Charlotte ist in Thüringen geboren. Und noch zu DDR Zeiten in die BRD übergesiedelt. Sie hat Design in Berlin studiert, dann eine Weile in der Schweiz gelebt. Mit ihrem kanadischen Mann ist sie nach Belgien gezogen. Und jetzt ist sie aus Belgien nach Rumänien, nach Katzendorf in Siebenbürgen gekommen. Mit einem jungen, belgischen, zugelaufenem Kater, der auf den rumänischen Namen Viorel hört. Mit fünf belgischen Zwerghühnern. Mit neun internationalen Milchziegen. Und einem Ziegenbock.
Alle Ziegen haben Namen wie Melo, Melitta und so weiter - auch rumänische Ortsnamen, wie Oradea und Tulcea.
Tulcea ist die intelligenteste unter den Ziegen. Auch wenn Ziegen bekanntlich ohnehin besonders intelligente Tiere sind.
Tulcea ist ein Star, sie hat in einem Theaterstück hier im Dorf mitgespielt. Ob sie auch gute Milch für Käse gibt, weiß ich noch nicht.

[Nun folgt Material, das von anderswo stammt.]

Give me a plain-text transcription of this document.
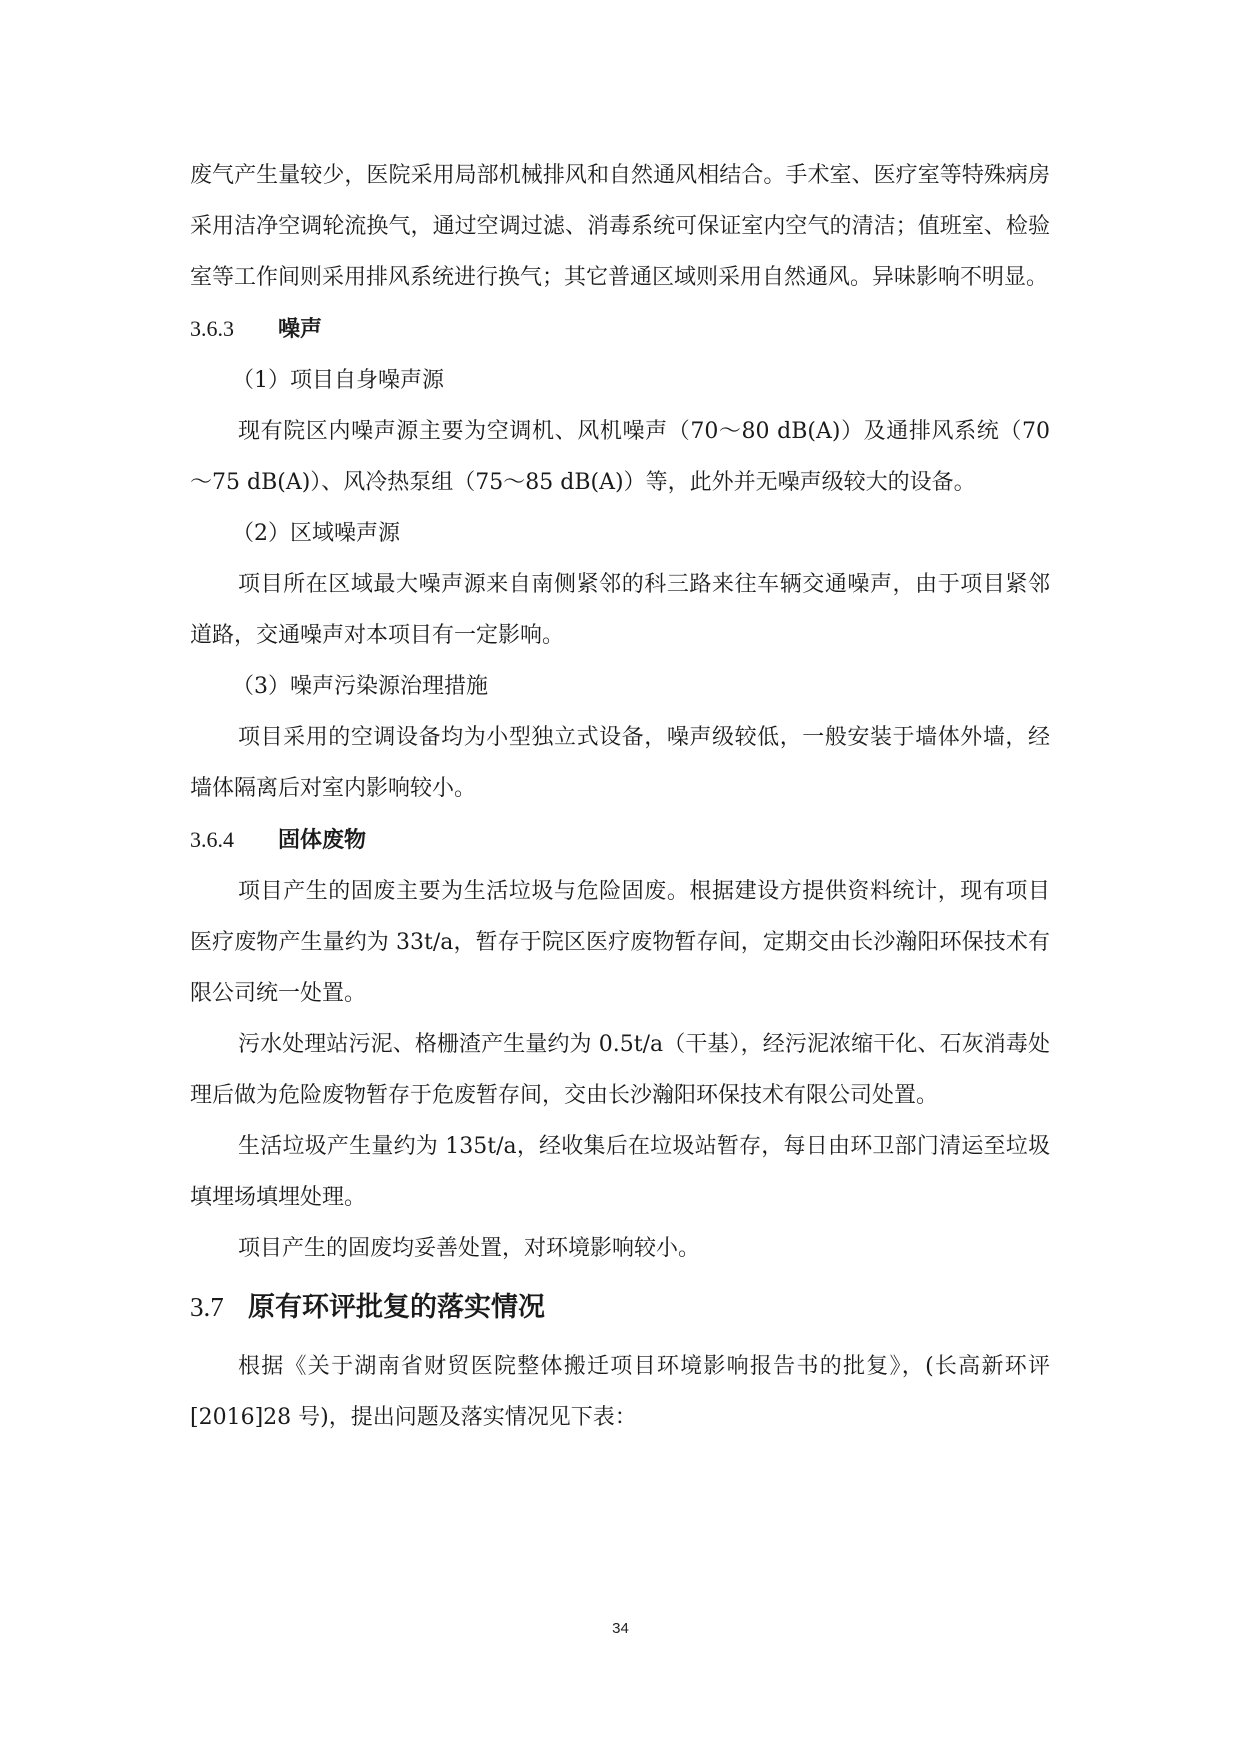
废气产生量较少，医院采用局部机械排风和自然通风相结合。手术室、医疗室等特殊病房采用洁净空调轮流换气，通过空调过滤、消毒系统可保证室内空气的清洁；值班室、检验室等工作间则采用排风系统进行换气；其它普通区域则采用自然通风。异味影响不明显。

3.6.3 噪声

（1）项目自身噪声源

现有院区内噪声源主要为空调机、风机噪声（70～80 dB(A)）及通排风系统（70～75 dB(A)）、风冷热泵组（75～85 dB(A)）等，此外并无噪声级较大的设备。

（2）区域噪声源

项目所在区域最大噪声源来自南侧紧邻的科三路来往车辆交通噪声，由于项目紧邻道路，交通噪声对本项目有一定影响。

（3）噪声污染源治理措施

项目采用的空调设备均为小型独立式设备，噪声级较低，一般安装于墙体外墙，经墙体隔离后对室内影响较小。

3.6.4 固体废物

项目产生的固废主要为生活垃圾与危险固废。根据建设方提供资料统计，现有项目医疗废物产生量约为 33t/a，暂存于院区医疗废物暂存间，定期交由长沙瀚阳环保技术有限公司统一处置。

污水处理站污泥、格栅渣产生量约为 0.5t/a（干基），经污泥浓缩干化、石灰消毒处理后做为危险废物暂存于危废暂存间，交由长沙瀚阳环保技术有限公司处置。

生活垃圾产生量约为 135t/a，经收集后在垃圾站暂存，每日由环卫部门清运至垃圾填埋场填埋处理。

项目产生的固废均妥善处置，对环境影响较小。

3.7 原有环评批复的落实情况

根据《关于湖南省财贸医院整体搬迁项目环境影响报告书的批复》，(长高新环评[2016]28 号)，提出问题及落实情况见下表：

34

Charlotte hat ein Haus gekauft in dem Teil von Katzendorf, der früher von Rumänen bewohnt war und der inzwischen von Ungarn bewohnt ist. Die Rumänen sind in den sächsischen Teil umgezogen. Die Sachsen sind nach Deutschland gezogen.
Jetzt gibt es hier nur noch die Sommersachsen. Und eine einzige Siebenbürgische Sächsin mit ihrem behinderten Sohn.
Charlotte hat ein gutes Haus gekauft. Und etwas Land. Für wenig Geld. Das Haus braucht aber noch viel Arbeit. Damit sie dort überwintern kann.
Damit sie dort ihren Traum verwirklichen kann.
Charlotte will in Katzendorf eine Ziegenkäserei aufbauen.
Im Keller wird die Käseküche sein.
Sie erzählt mit solcher Begeisterung. Mit solcher Überzeugungskraft. Dass selbst ich die Käserei und die Küche und den Keller voller Käselaibe vor meinen Augen sehe.
Charlotte hat eine Vision von all dem, was hier entstehen soll. Eine Pergola und eine mit Wein überdachte Veranda. Ein großer Birnbaum soll im Garten wachsen und Schatten spenden. Einen Gemüsegarten, einen Blumengarten und eine weite Wiese wird sie anlegen.
Charlotte hat eine Vision.
Und weil sie allein ist, bekommt sie viel Hilfe. Auch von Freunden aus Thüringen, die auf Kurzurlaub vorbei kommen. Und beim Reparieren von Fenstern und Türen helfen.
Charlotte hat Rumänisch gelernt. Mit Tulcea spricht sie aber Deutsch. Und Tulcea versteht alles.
Charlotte hat Kurse gemacht und weiß alles über Ziegen, über Milch und Käserei.
Zu Charlottes Haus kommt man über die Hängebrücke.
Mit einer Ziege im Schlepptau ist das Überqueren einer solchen Brücke ein Wagnis.
Aber auch der Traum von einer Ziegenkäserei in einem kleinen siebenbürgischen Dorf in den rumänischen Bergen ist ein Wagnis.
Nur wer wagt, der gewinnt.
Charlotte hat alle alten Brücken hinter sich gelassen. Und baut neue auf.
Die Autorin Carmen-Francesca Banciu ist in Rumänien aufgewachsen und lebt inzwischen seit mehr als 20 Jahren in Deutschland. Im vergangenen Herbst ist Carmen Francesca Banciu wieder für einige Wochen nach Rumänien zurückgekehrt, in den kleinen siebenbürgischen Ort Katzendorf.